Iran, known since the revolution for its strict government-imposed dress code, has relaxed somewhat since President Khatami came to power. Some women in Tehran are wearing colored scarves farther back on the head, revealing formerly forbidden exposed hair.

And Turkey's top export market for its fancy scarves is conservative Saudi Arabia, where "they are used almost exclusively for head covering," according to ITKIB, Turkey's textile exporters union.

In 1982, eight brothers founded Tekbir, a clothing company exclusively for covered women. At that time few women in Istanbul covered and fashions were limited.

Since then, more Turks have chosen a devout religious path - as one indication, a quarter of Istanbul's more than 2,000 mosques have been constructed in the past decade - and demand for the hijab has mushroomed.

Tekbir reports it is moving 200,000 scarves a year and almost as many covers, representing $10 million in business.
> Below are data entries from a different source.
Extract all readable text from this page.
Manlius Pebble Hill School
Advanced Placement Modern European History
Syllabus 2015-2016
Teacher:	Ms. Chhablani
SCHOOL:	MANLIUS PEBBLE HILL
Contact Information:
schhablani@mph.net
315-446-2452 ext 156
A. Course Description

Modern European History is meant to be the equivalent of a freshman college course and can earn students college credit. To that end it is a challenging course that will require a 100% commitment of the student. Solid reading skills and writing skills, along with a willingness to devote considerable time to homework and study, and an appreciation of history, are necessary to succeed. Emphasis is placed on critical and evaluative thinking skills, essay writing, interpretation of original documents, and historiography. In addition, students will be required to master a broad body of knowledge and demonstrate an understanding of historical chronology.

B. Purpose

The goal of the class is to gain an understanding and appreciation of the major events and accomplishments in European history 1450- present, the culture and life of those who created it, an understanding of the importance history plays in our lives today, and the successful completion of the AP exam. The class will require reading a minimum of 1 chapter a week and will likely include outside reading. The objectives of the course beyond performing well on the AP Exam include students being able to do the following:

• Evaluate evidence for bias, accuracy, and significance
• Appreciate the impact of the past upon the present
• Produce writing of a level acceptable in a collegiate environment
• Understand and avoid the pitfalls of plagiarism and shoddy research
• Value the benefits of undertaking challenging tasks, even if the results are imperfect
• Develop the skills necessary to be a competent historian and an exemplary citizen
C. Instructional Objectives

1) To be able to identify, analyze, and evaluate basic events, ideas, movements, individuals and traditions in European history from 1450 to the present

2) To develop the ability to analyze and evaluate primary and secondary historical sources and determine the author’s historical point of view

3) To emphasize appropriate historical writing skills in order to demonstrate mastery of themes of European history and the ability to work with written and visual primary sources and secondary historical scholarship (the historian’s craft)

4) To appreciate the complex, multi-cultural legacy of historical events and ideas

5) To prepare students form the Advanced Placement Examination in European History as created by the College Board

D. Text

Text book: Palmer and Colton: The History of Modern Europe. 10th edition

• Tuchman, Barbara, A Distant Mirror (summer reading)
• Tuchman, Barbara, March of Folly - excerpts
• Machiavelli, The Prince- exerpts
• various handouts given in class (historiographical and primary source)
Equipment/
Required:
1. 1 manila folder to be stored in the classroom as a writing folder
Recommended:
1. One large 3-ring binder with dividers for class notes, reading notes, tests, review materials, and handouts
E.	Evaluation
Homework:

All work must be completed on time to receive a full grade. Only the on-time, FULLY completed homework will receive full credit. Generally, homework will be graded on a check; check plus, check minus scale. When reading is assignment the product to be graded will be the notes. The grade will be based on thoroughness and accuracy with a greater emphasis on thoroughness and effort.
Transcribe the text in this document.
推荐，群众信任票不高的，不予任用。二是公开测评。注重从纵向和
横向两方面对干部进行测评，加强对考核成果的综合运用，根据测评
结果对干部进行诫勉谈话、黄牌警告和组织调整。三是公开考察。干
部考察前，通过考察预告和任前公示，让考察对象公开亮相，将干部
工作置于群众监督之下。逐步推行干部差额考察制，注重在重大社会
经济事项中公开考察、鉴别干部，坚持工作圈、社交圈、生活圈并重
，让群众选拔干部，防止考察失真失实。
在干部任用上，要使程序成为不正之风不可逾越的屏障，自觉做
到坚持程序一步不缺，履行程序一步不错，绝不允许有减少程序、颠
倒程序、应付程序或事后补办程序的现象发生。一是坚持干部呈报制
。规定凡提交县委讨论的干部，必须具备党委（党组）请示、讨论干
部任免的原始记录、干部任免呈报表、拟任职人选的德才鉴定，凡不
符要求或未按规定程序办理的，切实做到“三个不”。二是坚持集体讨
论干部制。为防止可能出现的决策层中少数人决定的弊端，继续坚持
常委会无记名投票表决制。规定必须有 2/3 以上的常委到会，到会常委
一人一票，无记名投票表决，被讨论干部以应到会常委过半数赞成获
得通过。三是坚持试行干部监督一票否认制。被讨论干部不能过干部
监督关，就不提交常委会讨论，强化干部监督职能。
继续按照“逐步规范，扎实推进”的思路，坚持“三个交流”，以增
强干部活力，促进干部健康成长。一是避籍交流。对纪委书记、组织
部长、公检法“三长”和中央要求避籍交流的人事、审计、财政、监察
Its fashion shows are closely watched for the new styles, and Mustafa Karaduman, Tekbir's president, says one aim of the shows is to inspire competitors.

"We're eager to motivate other manufacturers to produce covered styles," he says. "This is more than a business, it's a mission. "

Concepts like an Islamic "mission" make many Turks nervous. Mustafa Kemal Ataturk founded the secular republic 75 years ago on principles of modernization and separating religion from public life. For a decade, until 1936, a law forbade wearing religious clothing in all state buildings and schools.

The current ban on head scarves in schools revives a debate that has arisen periodically, especially in the past 30 years.

About half of the 500 female medical students at Istanbul University who cover have decided to take off the scarf to attend class. Others have tried to wear caps, knit hats, or wigs - sometimes even wigs over scarves - but now these too are forbidden.

Some Turks - including those in government - say women who dress in the latest fashion are supporters of "political Islam" and are aligned with fundamentalist parties.

Political overtones

"You're making a statement by dressing that way," says Esra Gencturk, a marketing professor at Koc University in Istanbul. "It's an outward sign of what group you belong to and that religion should be part of political, economic, and social decisions."

One of Istanbul's muftis, religious officials who interpret Islamic code for the community, refutes the idea that wearing the latest fashions may defeat the purpose of women covering in order to avoid drawing attention to themselves.

"The Koran doesn't say anything about what to use to cover, just anything that covers the figure," he says. "The woman can use anything she's comfortable in, whether that is cotton, paper, or leaves from a tree."

Or, presumably, the latest from Paris.